Tão falho que sou de inteligência e argúcia, só há muito pouco tempo me apercebi de meia dúzia de evidências, por si suficientes para impugnar qualquer cândido sonho de intervenção política ou, tão só, de interesse pela coisa pública.
1. A esquerda portuguesa é, absoluta e inapelavelmente, desonesta: vive derrancada na cupidez de dinheiro e poder imerecidos, é predadora, intolerante e implacável ante tudo o que desconhece, condescendente e até paternalista para quantos não ousam incomodá-la, para além de ser insuportavelmente oligárquica e confiscatória. Gerou a maldita geração que tem hoje sessenta e picos anos, não deu um escritor ou um estadista, abjurou de todas as crenças juvenis e engordou alegremente. Diluiu-nos o passado, envenenou-nos o presente ao limite da pelintrice e emparedou-nos o futuro. Não saem, não sairão e teremos de os suportar por mais vinte anos, até que a biologia se esgote.
2. A direita portuguesa, essa, não existe. O que dela dá sinais resume-se a costumes, mais costumes, moral, moralzinha, predicações apocalípticas, teorias da conspiração, jeremíadas e sebastianismos. Tornou-se azeda, má, frustrada e como não tem qualquer formação - nem artística, nem literária, nem histórica nem coisa-alguma - todos os "valores" que proclama, o patriotismo que invoca e as bastas florestas de ideologia que glosa ad nauseam sem jamais lhe ter lido os textos transformaram-na numa caricatura. É o a-poder, um estado de espírito, um constante desabafo. Não vai a sítio algum e foi, com a sua ausência de inteligência, responsável pelos maiores desastres semeados pelas tontas bem-aventuranças da esquerda.

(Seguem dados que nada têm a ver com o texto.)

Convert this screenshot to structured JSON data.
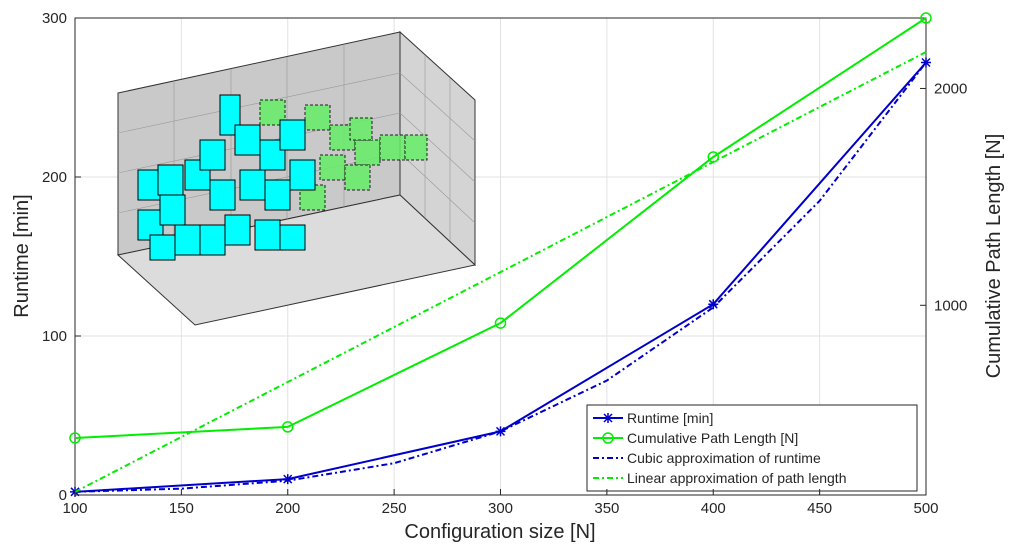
{
  "chart_data": {
    "type": "line",
    "x_label": "Configuration size [N]",
    "y_label": "Runtime [min]",
    "y2_label": "Cumulative Path Length [N]",
    "x": [
      100,
      200,
      300,
      400,
      500
    ],
    "xlim": [
      100,
      500
    ],
    "xticks": [
      100,
      150,
      200,
      250,
      300,
      350,
      400,
      450,
      500
    ],
    "ylim": [
      0,
      300
    ],
    "yticks": [
      0,
      100,
      200,
      300
    ],
    "y2lim": [
      125,
      2325
    ],
    "y2ticks": [
      1000,
      2000
    ],
    "grid": true,
    "legend": "lower right",
    "series": [
      {
        "name": "Runtime [min]",
        "color": "#0000cc",
        "marker": "asterisk",
        "dash": "solid",
        "values": [
          2,
          10,
          40,
          120,
          272
        ]
      },
      {
        "name": "Cumulative Path Length [N]",
        "color": "#00ee00",
        "marker": "circle",
        "dash": "solid",
        "axis": "y2",
        "values": [
          388,
          439,
          918,
          1684,
          2325
        ]
      },
      {
        "name": "Cubic approximation of runtime",
        "color": "#0000cc",
        "marker": "none",
        "dash": "dashdot",
        "x": [
          100,
          150,
          200,
          250,
          300,
          350,
          400,
          450,
          500
        ],
        "values": [
          2,
          4,
          9,
          20,
          40,
          72,
          118,
          185,
          272
        ]
      },
      {
        "name": "Linear approximation of path length",
        "color": "#00ee00",
        "marker": "none",
        "dash": "dashdot",
        "axis": "y2",
        "values": [
          139,
          646,
          1153,
          1661,
          2168
        ]
      }
    ]
  }
}
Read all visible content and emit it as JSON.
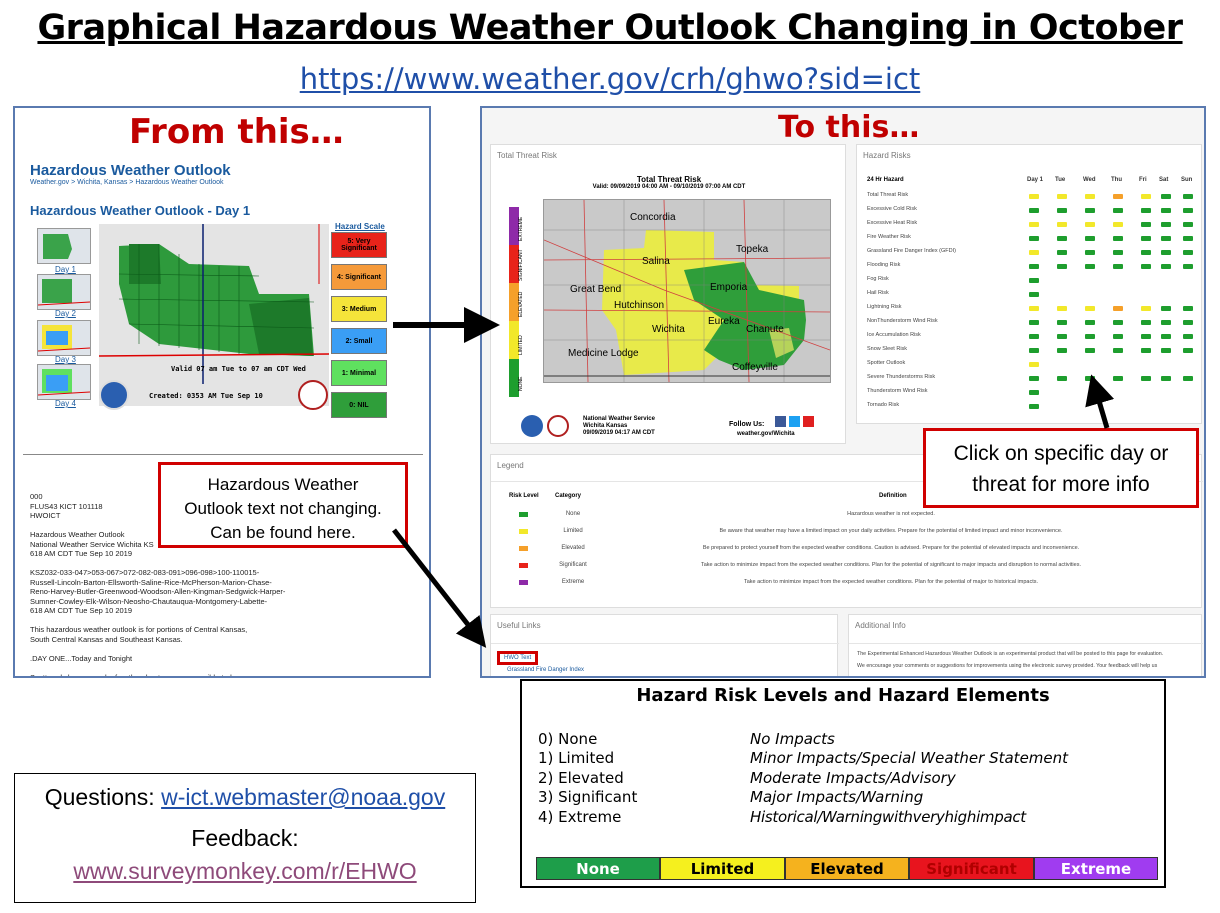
{
  "title": "Graphical Hazardous Weather Outlook Changing in October",
  "url": "https://www.weather.gov/crh/ghwo?sid=ict",
  "left": {
    "heading": "From this…",
    "hwo_title": "Hazardous Weather Outlook",
    "breadcrumb": "Weather.gov > Wichita, Kansas > Hazardous Weather Outlook",
    "day_title": "Hazardous Weather Outlook - Day 1",
    "hazard_scale_label": "Hazard Scale",
    "scale": [
      "5: Very Significant",
      "4: Significant",
      "3: Medium",
      "2: Small",
      "1: Minimal",
      "0: NIL"
    ],
    "scale_colors": [
      "#e8231a",
      "#f59a3a",
      "#f5e43a",
      "#3a9ef5",
      "#5fe05f",
      "#2f9e3a"
    ],
    "days": [
      "Day 1",
      "Day 2",
      "Day 3",
      "Day 4"
    ],
    "map_valid": "Valid 07 am Tue to 07 am CDT Wed",
    "map_created": "Created: 0353 AM Tue Sep 10",
    "text_lines": [
      "000",
      "FLUS43 KICT 101118",
      "HWOICT",
      "",
      "Hazardous Weather Outlook",
      "National Weather Service Wichita KS",
      "618 AM CDT Tue Sep 10 2019",
      "",
      "KSZ032-033-047>053-067>072-082-083-091>096-098>100-110015-",
      "Russell-Lincoln-Barton-Ellsworth-Saline-Rice-McPherson-Marion-Chase-",
      "Reno-Harvey-Butler-Greenwood-Woodson-Allen-Kingman-Sedgwick-Harper-",
      "Sumner-Cowley-Elk-Wilson-Neosho-Chautauqua-Montgomery-Labette-",
      "618 AM CDT Tue Sep 10 2019",
      "",
      "This hazardous weather outlook is for portions of Central Kansas,",
      "South Central Kansas and Southeast Kansas.",
      "",
      ".DAY ONE...Today and Tonight",
      "",
      "Scattered showers and a few thunderstorms are possible today across",
      "much of Central Kansas. Any thunderstorm that develops are not"
    ],
    "callout": [
      "Hazardous Weather",
      "Outlook text not changing.",
      "Can be found here."
    ]
  },
  "right": {
    "heading": "To this…",
    "total_threat_header": "Total Threat Risk",
    "map_title": "Total Threat Risk",
    "map_valid": "Valid: 09/09/2019 04:00 AM - 09/10/2019 07:00 AM CDT",
    "risk_bar": [
      "EXTREME",
      "SIGNIFICANT",
      "ELEVATED",
      "LIMITED",
      "NONE"
    ],
    "cities": [
      "Concordia",
      "Salina",
      "Topeka",
      "Great Bend",
      "Emporia",
      "Hutchinson",
      "Wichita",
      "Eureka",
      "Chanute",
      "Medicine Lodge",
      "Coffeyville"
    ],
    "nws_office": "National Weather Service",
    "nws_location": "Wichita Kansas",
    "nws_time": "09/09/2019 04:17 AM CDT",
    "follow_us": "Follow Us:",
    "site": "weather.gov/Wichita",
    "hazard_risks_header": "Hazard Risks",
    "hazard_col": "24 Hr Hazard",
    "days": [
      "Day 1",
      "Tue",
      "Wed",
      "Thu",
      "Fri",
      "Sat",
      "Sun"
    ],
    "hazards": [
      {
        "name": "Total Threat Risk",
        "levels": [
          1,
          1,
          1,
          2,
          1,
          0,
          0
        ]
      },
      {
        "name": "Excessive Cold Risk",
        "levels": [
          0,
          0,
          0,
          0,
          0,
          0,
          0
        ]
      },
      {
        "name": "Excessive Heat Risk",
        "levels": [
          1,
          1,
          1,
          1,
          0,
          0,
          0
        ]
      },
      {
        "name": "Fire Weather Risk",
        "levels": [
          0,
          0,
          0,
          0,
          0,
          0,
          0
        ]
      },
      {
        "name": "Grassland Fire Danger Index (GFDI)",
        "levels": [
          1,
          0,
          0,
          0,
          0,
          0,
          0
        ]
      },
      {
        "name": "Flooding Risk",
        "levels": [
          0,
          0,
          0,
          0,
          0,
          0,
          0
        ]
      },
      {
        "name": "Fog Risk",
        "levels": [
          0
        ]
      },
      {
        "name": "Hail Risk",
        "levels": [
          0
        ]
      },
      {
        "name": "Lightning Risk",
        "levels": [
          1,
          1,
          1,
          2,
          1,
          0,
          0
        ]
      },
      {
        "name": "NonThunderstorm Wind Risk",
        "levels": [
          0,
          0,
          0,
          0,
          0,
          0,
          0
        ]
      },
      {
        "name": "Ice Accumulation Risk",
        "levels": [
          0,
          0,
          0,
          0,
          0,
          0,
          0
        ]
      },
      {
        "name": "Snow Sleet Risk",
        "levels": [
          0,
          0,
          0,
          0,
          0,
          0,
          0
        ]
      },
      {
        "name": "Spotter Outlook",
        "levels": [
          1
        ]
      },
      {
        "name": "Severe Thunderstorms Risk",
        "levels": [
          0,
          0,
          0,
          0,
          0,
          0,
          0
        ]
      },
      {
        "name": "Thunderstorm Wind Risk",
        "levels": [
          0
        ]
      },
      {
        "name": "Tornado Risk",
        "levels": [
          0
        ]
      }
    ],
    "risk_colors": [
      "#1e9e2e",
      "#f2e82a",
      "#f5a02a",
      "#e8231a",
      "#8e2aa8"
    ],
    "callout": [
      "Click on specific day or",
      "threat for more info"
    ],
    "legend_header": "Legend",
    "legend_cols": [
      "Risk Level",
      "Category",
      "Definition"
    ],
    "legend": [
      {
        "cat": "None",
        "def": "Hazardous weather is not expected."
      },
      {
        "cat": "Limited",
        "def": "Be aware that weather may have a limited impact on your daily activities. Prepare for the potential of limited impact and minor inconvenience."
      },
      {
        "cat": "Elevated",
        "def": "Be prepared to protect yourself from the expected weather conditions. Caution is advised. Prepare for the potential of elevated impacts and inconvenience."
      },
      {
        "cat": "Significant",
        "def": "Take action to minimize impact from the expected weather conditions. Plan for the potential of significant to major impacts and disruption to normal activities."
      },
      {
        "cat": "Extreme",
        "def": "Take action to minimize impact from the expected weather conditions. Plan for the potential of major to historical impacts."
      }
    ],
    "useful_links_header": "Useful Links",
    "link_hwo": "HWO Text",
    "link_gfdi": "Grassland Fire Danger Index",
    "additional_info_header": "Additional Info",
    "additional_info_1": "The Experimental Enhanced Hazardous Weather Outlook is an experimental product that will be posted to this page for evaluation.",
    "additional_info_2": "We encourage your comments or suggestions for improvements using the electronic survey provided. Your feedback will help us"
  },
  "hazard_table": {
    "title": "Hazard Risk Levels and Hazard Elements",
    "levels": [
      "0) None",
      "1) Limited",
      "2) Elevated",
      "3) Significant",
      "4) Extreme"
    ],
    "impacts": [
      "No Impacts",
      "Minor Impacts/Special Weather  Statement",
      "Moderate  Impacts/Advisory",
      "Major Impacts/Warning",
      "Historical/Warningwithveryhighimpact"
    ],
    "bar": [
      "None",
      "Limited",
      "Elevated",
      "Significant",
      "Extreme"
    ],
    "bar_colors": [
      "#1e9e4a",
      "#f5f01e",
      "#f5b21e",
      "#e8141e",
      "#a03cf0"
    ],
    "bar_text_colors": [
      "#ffffff",
      "#000000",
      "#000000",
      "#b00000",
      "#ffffff"
    ]
  },
  "contact": {
    "questions_label": "Questions:",
    "email": "w-ict.webmaster@noaa.gov",
    "feedback_label": "Feedback:",
    "survey": "www.surveymonkey.com/r/EHWO"
  }
}
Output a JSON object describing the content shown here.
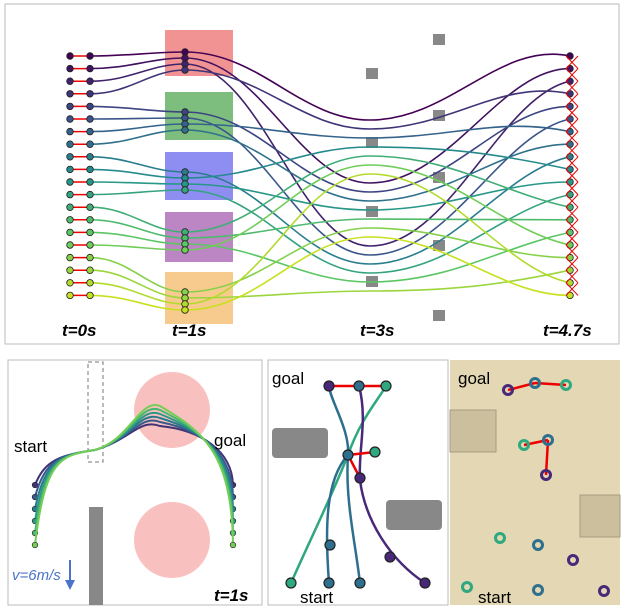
{
  "top_panel": {
    "time_labels": [
      "t=0s",
      "t=1s",
      "t=3s",
      "t=4.7s"
    ]
  },
  "left_panel": {
    "start": "start",
    "goal": "goal",
    "speed": "v=6m/s",
    "time": "t=1s"
  },
  "middle_panel": {
    "goal": "goal",
    "start": "start"
  },
  "right_panel": {
    "goal": "goal",
    "start": "start"
  }
}
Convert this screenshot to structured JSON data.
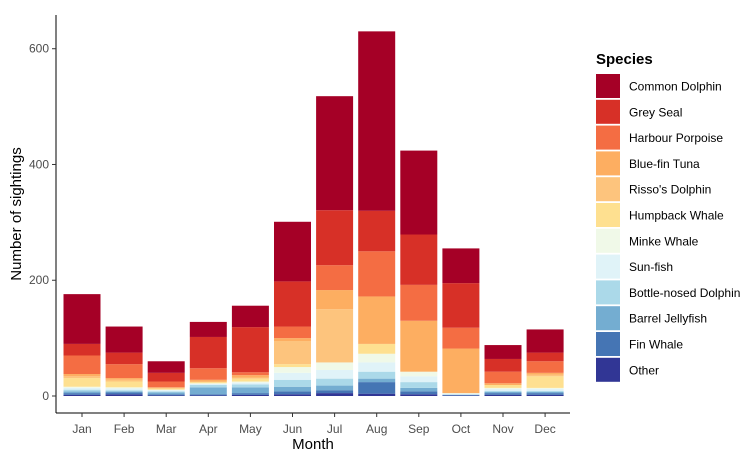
{
  "chart_data": {
    "type": "bar",
    "stacked": true,
    "categories": [
      "Jan",
      "Feb",
      "Mar",
      "Apr",
      "May",
      "Jun",
      "Jul",
      "Aug",
      "Sep",
      "Oct",
      "Nov",
      "Dec"
    ],
    "xlabel": "Month",
    "ylabel": "Number of sightings",
    "ylim": [
      0,
      665
    ],
    "yticks": [
      0,
      200,
      400,
      600
    ],
    "grid": false,
    "legend": {
      "title": "Species",
      "position": "right"
    },
    "series": [
      {
        "name": "Other",
        "color": "#313695",
        "values": [
          2,
          3,
          1,
          1,
          2,
          3,
          5,
          4,
          3,
          1,
          2,
          2
        ]
      },
      {
        "name": "Fin Whale",
        "color": "#4575b4",
        "values": [
          3,
          3,
          2,
          2,
          3,
          5,
          5,
          20,
          5,
          0,
          3,
          3
        ]
      },
      {
        "name": "Barrel Jellyfish",
        "color": "#74add1",
        "values": [
          3,
          2,
          3,
          12,
          10,
          8,
          8,
          6,
          6,
          1,
          2,
          2
        ]
      },
      {
        "name": "Bottle-nosed Dolphin",
        "color": "#abd9e9",
        "values": [
          3,
          2,
          2,
          4,
          5,
          12,
          12,
          12,
          10,
          1,
          2,
          2
        ]
      },
      {
        "name": "Sun-fish",
        "color": "#e0f3f8",
        "values": [
          3,
          3,
          2,
          2,
          3,
          12,
          15,
          16,
          10,
          1,
          3,
          3
        ]
      },
      {
        "name": "Minke Whale",
        "color": "#f0f9e8",
        "values": [
          2,
          2,
          1,
          1,
          2,
          10,
          13,
          15,
          8,
          1,
          2,
          2
        ]
      },
      {
        "name": "Humpback Whale",
        "color": "#fee090",
        "values": [
          15,
          10,
          2,
          2,
          5,
          5,
          0,
          17,
          0,
          0,
          5,
          20
        ]
      },
      {
        "name": "Risso's Dolphin",
        "color": "#fdc47d",
        "values": [
          3,
          3,
          1,
          1,
          2,
          40,
          92,
          0,
          0,
          0,
          0,
          3
        ]
      },
      {
        "name": "Blue-fin Tuna",
        "color": "#fdae61",
        "values": [
          4,
          3,
          1,
          3,
          4,
          5,
          33,
          82,
          88,
          77,
          3,
          3
        ]
      },
      {
        "name": "Harbour Porpoise",
        "color": "#f46d43",
        "values": [
          32,
          24,
          10,
          20,
          5,
          20,
          43,
          78,
          62,
          36,
          20,
          20
        ]
      },
      {
        "name": "Grey Seal",
        "color": "#d73027",
        "values": [
          20,
          20,
          15,
          54,
          78,
          78,
          95,
          70,
          87,
          77,
          22,
          15
        ]
      },
      {
        "name": "Common Dolphin",
        "color": "#a50026",
        "values": [
          86,
          45,
          20,
          26,
          37,
          103,
          197,
          310,
          145,
          60,
          24,
          40
        ]
      }
    ]
  }
}
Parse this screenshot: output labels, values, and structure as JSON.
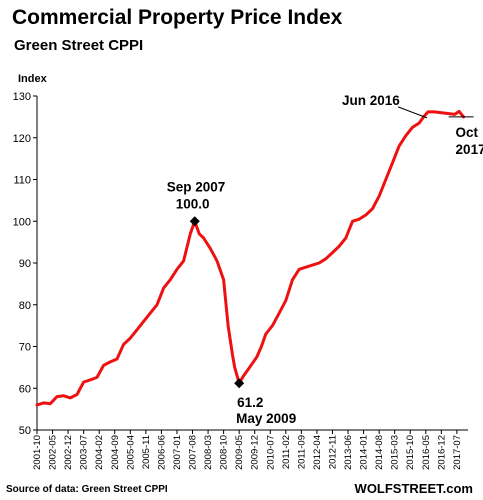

Convoca-se para sábado uma manifestação de "1 milhão". Tristes de nós, falhados na cópia das Europas, das URSS's e das Américas, agora reduzidos a macaquear o "modelo tunisino", o "modelo egípcio" o e "modelo yemenita". É evidente que tal manifestação não leva a nada. Começa no Marquês, acaba no Rossio e aí acaba a "revolução". Carrega esta manifestação dois mitos de sinal contrário, mas perfeitamente coincidentes com a direita e a esquerda que temos: o mito direitista da Maioria Silenciosa e o mito esquerdista da Revolução. A Maioria Silenciosa em Portugal quer duas coisas: ver televisão, com muito futebol e Goucha e ter um copo na mão e um cigarro nos queixos. Revolução ? Que canseira ou que tremendo disparate, pois aqueles que estão no poder há quase meio século são, acabadinhos, os arautos da revolução.